CHART OF THE DAY: Banks Are Solely Responsible for Europe's Problems

Friday, May 28, 2010

Just in case there are still some die-hard folks out there - most likely members of the banking industry - who think this crisis does not stem from easy money handed out by irresponsible central banks to even more irresponsible commercial banks.
Bury it. Even Goldman Sachs finds the rough doubling of leverage in the last 3 decades an outstanding event, although it fails to draw any conclusions in its latest European portfolio strategy document, dated May 27, which displays this graph on page 8.

GRAPH: European banks have leveraged themselves to the hilt in parallel with the long-term trend of decreasing interest rates. Note that the process gained speed in 2002 when the ECB shifted into easy money mode like the Federal Reserve.
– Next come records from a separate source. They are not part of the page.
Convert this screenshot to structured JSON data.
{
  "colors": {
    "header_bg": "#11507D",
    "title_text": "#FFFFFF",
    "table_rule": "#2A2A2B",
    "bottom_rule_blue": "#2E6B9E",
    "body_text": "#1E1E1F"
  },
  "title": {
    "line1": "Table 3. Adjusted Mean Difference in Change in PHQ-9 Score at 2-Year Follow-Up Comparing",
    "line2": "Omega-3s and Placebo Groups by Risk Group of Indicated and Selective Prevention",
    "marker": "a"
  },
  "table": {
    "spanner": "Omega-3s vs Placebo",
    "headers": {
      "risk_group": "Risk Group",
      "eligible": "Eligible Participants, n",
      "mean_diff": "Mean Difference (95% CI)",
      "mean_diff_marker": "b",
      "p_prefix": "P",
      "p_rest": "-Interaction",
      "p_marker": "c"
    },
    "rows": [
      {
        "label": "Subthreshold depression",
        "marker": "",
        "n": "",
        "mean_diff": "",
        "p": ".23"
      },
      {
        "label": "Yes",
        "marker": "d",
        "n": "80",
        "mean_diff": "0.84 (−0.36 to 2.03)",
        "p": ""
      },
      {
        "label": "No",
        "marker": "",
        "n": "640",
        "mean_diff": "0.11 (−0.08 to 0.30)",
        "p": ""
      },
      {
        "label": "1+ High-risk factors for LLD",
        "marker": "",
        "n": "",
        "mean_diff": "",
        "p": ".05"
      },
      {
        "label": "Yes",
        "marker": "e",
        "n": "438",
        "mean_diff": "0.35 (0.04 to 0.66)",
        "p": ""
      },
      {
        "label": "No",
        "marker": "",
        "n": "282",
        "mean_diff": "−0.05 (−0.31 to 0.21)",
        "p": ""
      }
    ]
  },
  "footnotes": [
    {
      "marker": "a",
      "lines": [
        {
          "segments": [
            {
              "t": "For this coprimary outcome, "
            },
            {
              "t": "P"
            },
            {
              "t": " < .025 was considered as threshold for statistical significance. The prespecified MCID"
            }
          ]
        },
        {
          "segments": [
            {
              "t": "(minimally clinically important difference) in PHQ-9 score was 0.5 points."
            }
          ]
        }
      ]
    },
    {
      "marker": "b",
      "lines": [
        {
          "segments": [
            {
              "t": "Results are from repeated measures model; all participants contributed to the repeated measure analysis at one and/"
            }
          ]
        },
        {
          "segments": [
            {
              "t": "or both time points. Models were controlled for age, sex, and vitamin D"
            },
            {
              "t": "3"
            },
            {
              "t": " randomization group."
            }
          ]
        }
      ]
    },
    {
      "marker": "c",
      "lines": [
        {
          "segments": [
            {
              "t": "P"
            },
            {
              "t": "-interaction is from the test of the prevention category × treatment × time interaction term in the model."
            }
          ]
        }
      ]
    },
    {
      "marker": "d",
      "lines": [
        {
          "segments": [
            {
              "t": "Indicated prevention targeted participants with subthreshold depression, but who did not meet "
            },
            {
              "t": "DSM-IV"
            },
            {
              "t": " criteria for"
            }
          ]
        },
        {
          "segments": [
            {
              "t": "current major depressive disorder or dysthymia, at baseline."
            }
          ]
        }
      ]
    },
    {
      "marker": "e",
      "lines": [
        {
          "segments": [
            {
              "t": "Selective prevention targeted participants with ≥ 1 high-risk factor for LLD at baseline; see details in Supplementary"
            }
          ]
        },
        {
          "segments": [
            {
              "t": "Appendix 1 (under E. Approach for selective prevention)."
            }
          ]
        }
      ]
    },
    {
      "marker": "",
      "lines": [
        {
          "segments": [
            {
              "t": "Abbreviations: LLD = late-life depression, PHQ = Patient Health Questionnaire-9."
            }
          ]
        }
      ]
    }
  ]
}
Note that corporate leverage ex financials stayed flat. Chart courtesy Goldman Sachs (click to enlarge)

As I am still flat-bedded with a gastro-intestinal dysfunction I ask you to draw your own conclusions abuot the survival chances of the European banking sector when it will inevitably run into tighter money later this year. The dropping Euro already adds to consumer prices with gasoline prices reaching levels last seen in summer 2008 and Austrian TV announced last week that milk products will rise by 20% to 30% in June.
This will become the litmus test for the European Central Bank (ECB) as it solely has to fight inflation. Official Eurozone CPI figures receded to 1.5% in April (pdf) after reaching the threshold-level of 2% a month earlier. A widening gap between deflationist Ireland where prices dropped 2.5% YOY and Greece, where inflation rages at 4.7% are another telltale sign that nothing's well in the Eurozone and that it will become ever more difficult for the ECB to formulate a monetary one-size-fits-all policy.